O Globo, n. 32804, 31/05/2023. Economia, p. 21

IA traz risco de extin­ção, dizem espe­ci­a­lis­tas



Especialistas e executivos indústria tecnológica lançaram ontem um novo alerta contra a inteligência artificial (IA). Em um sucinto comunicado, eles afirmam que a tecnologia que estão criando pode, um dia, representar uma ameaça existencial à Humanidade e deve ser considerada um risco semelhante a pandemias e guerras nucleares.

“Mitigar o risco de extinção causada pela IA deve ser uma prioridade global junto a outros riscos de larga escala à sociedade, como pandemias e uma guerra nuclear”, afirma o comunicado, que contém esta única frase, divulgado pelo Center for AI Safety, organização não lucrativa que pesquisa efeitos da tecnologia.

Do privado ao público

A carta aberta foi assinada por mais de 350 executivos, pesquisadores e engenheiros que trabalham com IA.

Entre os signatários estão os principais executivos de empresas na linha de frente da IA: Sam Altman, CEO da OpenAI, a criadora do ChatGPT; Demis Hassabis, CEO do Google DeepMind; e Dario Amodei, CEO da Anthropic.

Geoffrey Hinton e Yoshua Bengio, dois dos três pesquisadores que, por seu trabalho em redes neurais, são considerados “padrinhos” da IA, também assinaram o manifesto.

Hinton, que era diretor de IA no Google, deixou a empresa no início deste mês para, segundo ele, poder falar livremente sobre os males potenciais da tecnologia.

O comunicado vem em um momento de crescente preocupação com os potenciais danos da IA. Recentes avanços nos chamados modelos de linguagem ampla (LLMs, na sigla em inglês) — o tipo de sistema usado pelo ChatGPT e outros chatbots —geraram temor de que a IA possa ser usada para disseminar desinformação e discurso de ódio, ou que elimine milhões de empregos.

Em algum momento, acreditam, a IA poderia tornar-se poderosa o bastante para criar disrupções de larga escala se nada for feito para desacelerá-la. Os pesquisadores, no entanto, não dizem como isso ocorreria.

Esses temores são compartilhados por diversas lideranças da indústria, o que os coloca na estranha posição de argumentar que uma tecnologia que eles estão construindo traz graves riscos e deveria sofrer uma regulação mais rígida.

Dan Hendrycks, diretor executivo do Center for AI Safety, disse que o comunicado foi uma “saída do armário” para algumas das lideranças do setor, que não expressavam em público sua preocupação com os riscos da IA.

—Há uma concepção errônea, mesmo na comunidade de IA, de que são poucos os profetas do apocalipse —disse Hendrycks. —Mas a verdade é que muitas pessoas só expressavam suas preocupações em privado.

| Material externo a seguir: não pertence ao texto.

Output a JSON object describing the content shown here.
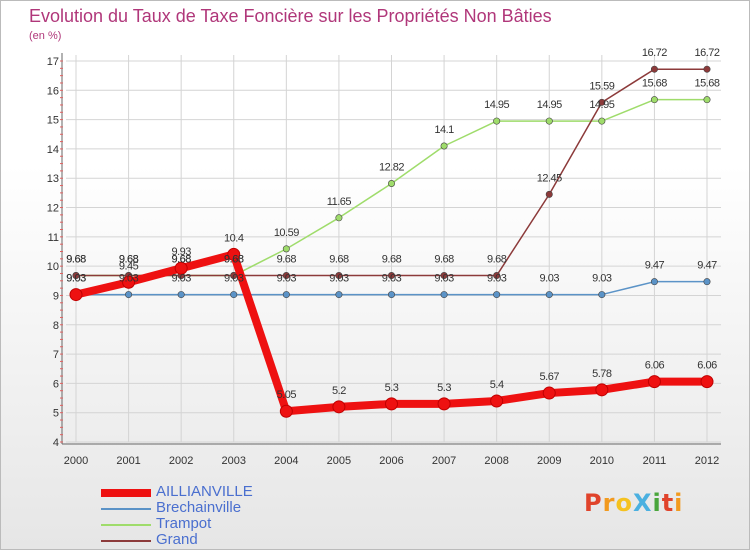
{
  "title": "Evolution du Taux de Taxe Foncière sur les Propriétés Non Bâties",
  "subtitle": "(en %)",
  "logo": {
    "text": "ProXiti",
    "colors": [
      "#e0432b",
      "#f29a1f",
      "#f5c21f",
      "#4bb0e0",
      "#4aa63c",
      "#e0432b",
      "#f29a1f"
    ]
  },
  "chart_data": {
    "type": "line",
    "title": "Evolution du Taux de Taxe Foncière sur les Propriétés Non Bâties",
    "ylabel": "(en %)",
    "xlabel": "",
    "ylim": [
      4,
      17
    ],
    "yticks": [
      4,
      5,
      6,
      7,
      8,
      9,
      10,
      11,
      12,
      13,
      14,
      15,
      16,
      17
    ],
    "categories": [
      "2000",
      "2001",
      "2002",
      "2003",
      "2004",
      "2005",
      "2006",
      "2007",
      "2008",
      "2009",
      "2010",
      "2011",
      "2012"
    ],
    "grid": true,
    "legend_position": "bottom-left",
    "series": [
      {
        "name": "Brechainville",
        "color": "#5b93c7",
        "values": [
          9.03,
          9.03,
          9.03,
          9.03,
          9.03,
          9.03,
          9.03,
          9.03,
          9.03,
          9.03,
          9.03,
          9.47,
          9.47
        ],
        "labels": [
          "9.03",
          "9.03",
          "9.03",
          "9.03",
          "9.03",
          "9.03",
          "9.03",
          "9.03",
          "9.03",
          "9.03",
          "9.03",
          "9.47",
          "9.47"
        ]
      },
      {
        "name": "Trampot",
        "color": "#9fdc6b",
        "values": [
          9.68,
          9.68,
          9.68,
          9.68,
          10.59,
          11.65,
          12.82,
          14.1,
          14.95,
          14.95,
          14.95,
          15.68,
          15.68
        ],
        "labels": [
          "9.68",
          "9.68",
          "9.68",
          "9.68",
          "10.59",
          "11.65",
          "12.82",
          "14.1",
          "14.95",
          "14.95",
          "14.95",
          "15.68",
          "15.68"
        ]
      },
      {
        "name": "Grand",
        "color": "#8c3a3a",
        "values": [
          9.68,
          9.68,
          9.68,
          9.68,
          9.68,
          9.68,
          9.68,
          9.68,
          9.68,
          12.45,
          15.59,
          16.72,
          16.72
        ],
        "labels": [
          "9.68",
          "9.68",
          "9.68",
          "9.68",
          "9.68",
          "9.68",
          "9.68",
          "9.68",
          "9.68",
          "12.45",
          "15.59",
          "16.72",
          "16.72"
        ]
      },
      {
        "name": "AILLIANVILLE",
        "color": "#ee1111",
        "values": [
          9.03,
          9.45,
          9.93,
          10.4,
          5.05,
          5.2,
          5.3,
          5.3,
          5.4,
          5.67,
          5.78,
          6.06,
          6.06
        ],
        "labels": [
          "9.03",
          "9.45",
          "9.93",
          "10.4",
          "5.05",
          "5.2",
          "5.3",
          "5.3",
          "5.4",
          "5.67",
          "5.78",
          "6.06",
          "6.06"
        ]
      }
    ]
  },
  "legend": [
    {
      "name": "AILLIANVILLE",
      "color": "#ee1111",
      "thickness": 8
    },
    {
      "name": "Brechainville",
      "color": "#5b93c7",
      "thickness": 2
    },
    {
      "name": "Trampot",
      "color": "#9fdc6b",
      "thickness": 2
    },
    {
      "name": "Grand",
      "color": "#8c3a3a",
      "thickness": 2
    }
  ]
}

Alguns céticos argumentam que a tecnologia de IA ainda não está madura o suficiente para representar tal risco. Eles se preocupam mais com problemas de curto prazo, como respostas incorretas ou enviesadas.

Outros, porém, ressaltam que a IA está melhorando em tal velocidade que seu desempenho já ultrapassou o humano em algumas áreas e que, em breve, o fará em outras. Eles dizem que a tecnologia mostrou sinais de capacidades e compreensão avançadas, daí o temor de que uma “inteligência artificial geral”, capaz de superar os humanos em vários campos, não esteja distante.

Órgão regulador global

Dois outros manifestos sobre os riscos da IA já foram divulgados este ano. O primeiro foi em março: um artigo no New York Times, assinado por Yuval Noah Harari, Tristan Harris e Aza Raskin. Logo depois, mais de mil pesquisadores, especialistas e executivos do setor, incluindo Elon Musk, publicaram uma carta aberta pedindo uma pausa de seis meses no desenvolvimento de ferramentas de IA.

Altman, da OpenAI, já propôs um órgão regulador nos moldes da Agência Internacional de Energia Atômica.

A IA será ainda o tema, hoje, de reunião de autoridades de EUA e União Europeia.